Purdue University image/Kayla Wiles
A new shoe insole technology could help diabetic ulcers heal better while walking.

New Insole Could Speed Healing of Diabetic Ulcers

Dec. 4, 2018
A new silicone device delivers healing oxygen to the site without hampering patient mobility.

Diabetes—specifically, the high blood sugar accompanying the condition—often damages nerves in the feet, leading sufferers to lose sensation. Without the ability to feel pain, scrapes and bumps go unnoticed, skin tissue breaks down, and ulcers form. To make matters worse, the excess sugar in the bloodstream, along with dried skin (another result of diabetes), slows the healing process.

As many as 15% of diabetics regularly develop ulcers, and about 20% of those lose toes, a foot, or a leg. The good news for them is that researchers at Purdue University researchers have developed a shoe insole that could help them heal faster without constraining them to a bed or chair.

“One of the ways to heal these wounds is by giving them oxygen,” says Babak Ziaie, an engineering professor at Purdue. “We’ve created a device that gradually releases oxygen throughout the day, so patients can have more mobility while receiving treatment.”

“We typically treat ulcers by removing dead tissue from the wound’s surface, and by helping the patient take the weight off the affected foot,” explains Desmond Bell, a podiatrist specializing in wound management and amputation prevention at Memorial Hospital in Jacksonville, Fla. “The gold standard for treating an ulcer is a patient wearing a total-contact cast, which provides a protective environment for the foot. If we could test how well this insole delivers oxygen to the wound site from within the cast, then this could be a way of aiding the healing process.”

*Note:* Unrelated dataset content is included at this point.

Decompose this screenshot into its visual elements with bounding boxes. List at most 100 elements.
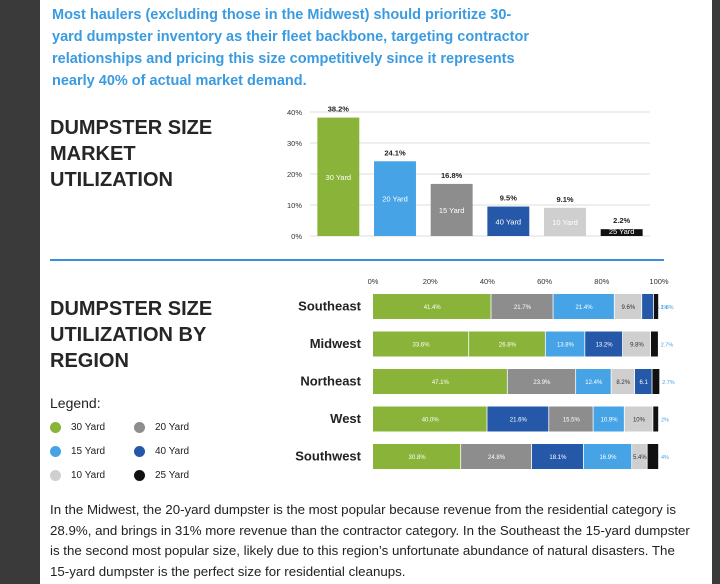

Purdue researchers used lasers to turn silicone-based rubber into insoles, then creating reservoirs in the insole that release oxygen only where the ulcer is. Silicone is flexible and has good oxygen permeability, and laser machining tunes that permeability at the wound site which needs oxygen, rather than poisoning the rest of the foot with too much oxygen.

According to the team’s simulations, the insole delivers oxygen for at least eight hours under the pressure of someone weighing between 117-179 lb. But the insole can be tuned to take on any weight, the researchers say.

The team envisions a manufacturer sending a patient a pack of pre-filled insoles customized to his or her wound site, based on a “wound profile” obtained from a doctor’s prescription and an image of the foot—a form of low-cost mass-customization.

The researchers next goal is to 3D print the whole insole, rather than printing a mold first and laser-machining a pattern. They also want to test the insole on actual diabetic ulcers to gauge how well it accelerates healing.

A patent is pending on the insole technology and the research team is looking for corporate partners.